Scientific Space Tourism

But space tourism is not only about sending highly fortunate people to the farthest reaches of the atmosphere, it is also possible for the private companies offering these flights to conduct scientific experiments on board. As experts explain, all the scientific experiments conducted on Earth, conducted with gravity, never worked without this force, the fact that suborbital flights offer seconds, or even minutes, of weightlessness is, therefore, a blessing for private laboratories and major universities

This practice is not new - Virgin Galactic and Blue Origin already carried scientific experiments on test flights of their respective spacecraft - but it should become more widespread as space tourism expands. These suborbital flights are a real opportunity for scientists, who find in them a perfect in-between period between parabolic flights in "0G" planes, which offer moments of gravity of about 30 seconds, and much longer and complex missions that require either having one's own satellite in orbit or bringing the experiment to the ISS. Practices costing millions of dollars that are very rare today. Space tourism could thus make this way of studying science in space evolve.

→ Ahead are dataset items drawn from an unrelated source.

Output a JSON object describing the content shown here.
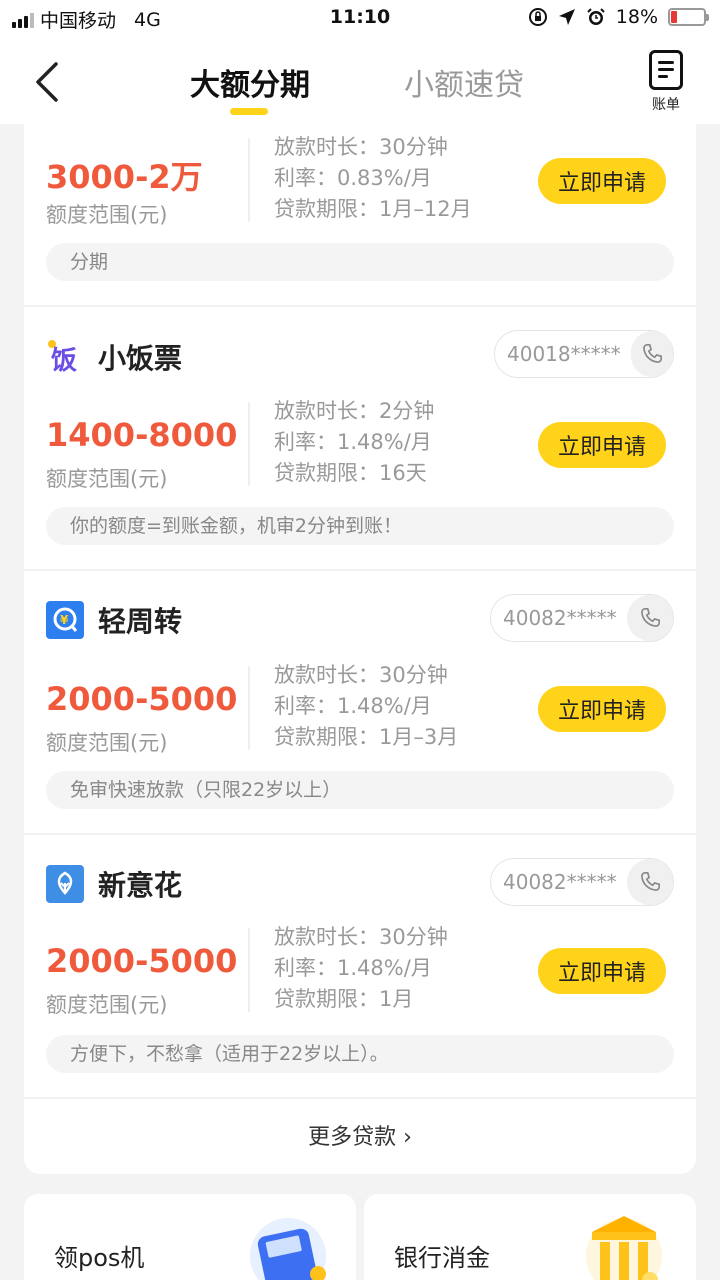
{
  "status_bar": {
    "carrier": "中国移动",
    "network": "4G",
    "time": "11:10",
    "battery": "18%",
    "battery_level": 0.18
  },
  "nav": {
    "tabs": [
      {
        "label": "大额分期",
        "active": true
      },
      {
        "label": "小额速贷",
        "active": false
      }
    ],
    "bill_label": "账单"
  },
  "labels": {
    "range_label": "额度范围(元)",
    "apply": "立即申请"
  },
  "loans": [
    {
      "name": "",
      "phone": "",
      "amount": "3000-2万",
      "details": [
        "放款时长：30分钟",
        "利率：0.83%/月",
        "贷款期限：1月–12月"
      ],
      "tag": "分期"
    },
    {
      "name": "小饭票",
      "logo_icon": "fan-icon",
      "logo_color": "#6b4de6",
      "phone": "40018*****",
      "amount": "1400-8000",
      "details": [
        "放款时长：2分钟",
        "利率：1.48%/月",
        "贷款期限：16天"
      ],
      "tag": "你的额度=到账金额，机审2分钟到账！"
    },
    {
      "name": "轻周转",
      "logo_icon": "yen-q-icon",
      "logo_color": "#2d7ff0",
      "phone": "40082*****",
      "amount": "2000-5000",
      "details": [
        "放款时长：30分钟",
        "利率：1.48%/月",
        "贷款期限：1月–3月"
      ],
      "tag": "免审快速放款（只限22岁以上）"
    },
    {
      "name": "新意花",
      "logo_icon": "flower-icon",
      "logo_color": "#3e8ee6",
      "phone": "40082*****",
      "amount": "2000-5000",
      "details": [
        "放款时长：30分钟",
        "利率：1.48%/月",
        "贷款期限：1月"
      ],
      "tag": "方便下，不愁拿（适用于22岁以上）。"
    }
  ],
  "more_loans": "更多贷款 ›",
  "tiles": [
    {
      "label": "领pos机",
      "icon": "pos-machine-icon"
    },
    {
      "label": "银行消金",
      "icon": "bank-icon"
    }
  ],
  "colors": {
    "accent": "#ffd31a",
    "amount": "#f05a3c"
  }
}
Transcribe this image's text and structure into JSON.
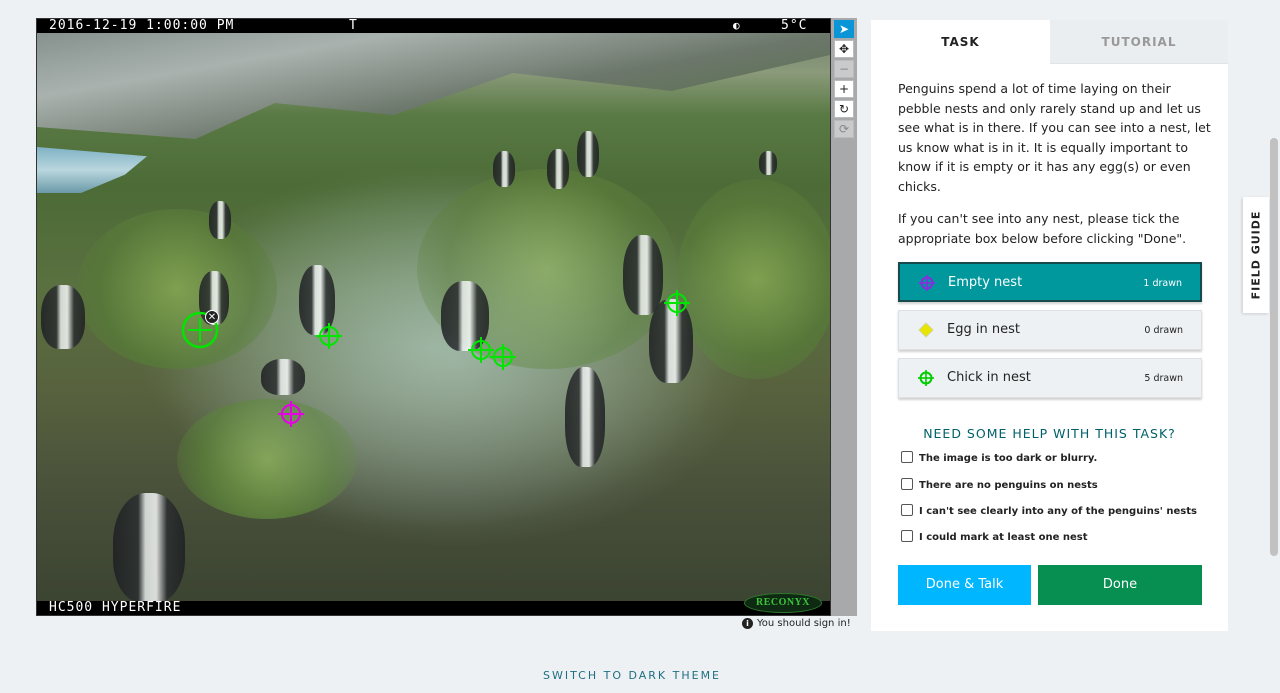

There are many great believers in this new utility of space tourism. First of all, it could be a real marketing asset for companies like Blue Origin or Virgin Galactic. Having an impact on the evolution of tomorrow's science would give another meaning to corporate flights, which are currently seen by many as a mere "pastime for billionaires". But what could be very interesting with these flights is the huge window of experience they open.

What Is the Environmental Impact?

If the scientific question could allow restoring the image of tourism for the ultra-rich, the environmental question risks unbalancing the balance of power. Indeed, going into space pollutes. If Virgin Galactic's flights are the most polluting today, since they are made using methane, Blue Origin's flights, until now propelled by the BE-3, a hydrogen-oxygen engine, cleaner than Virgin Galactic's prototype rocket plane (without being ecologically perfect for all that), the New Shepard rocket should also switch to methane with its new generation BE-4 engine. This highly toxic gas for the planet is a quasi obligation in the world of aerospace, as it offers much better results than hydrogen.

The conquest of space is thus confronted with a new dilemma in a mode that wants to be more and more ecological. NASA's SLS and SpaceX's Starship projects are as much good aerospace news as they are ecological disasters in the making. While space could become "a trillion-dollar economy by 2040," according to the young German start-up Isar Aerospace, it will have to deal with the ecological issue to survive. The solution may lie in nuclear reaction engines, the study of which is being funded by part of NASA's budget this year.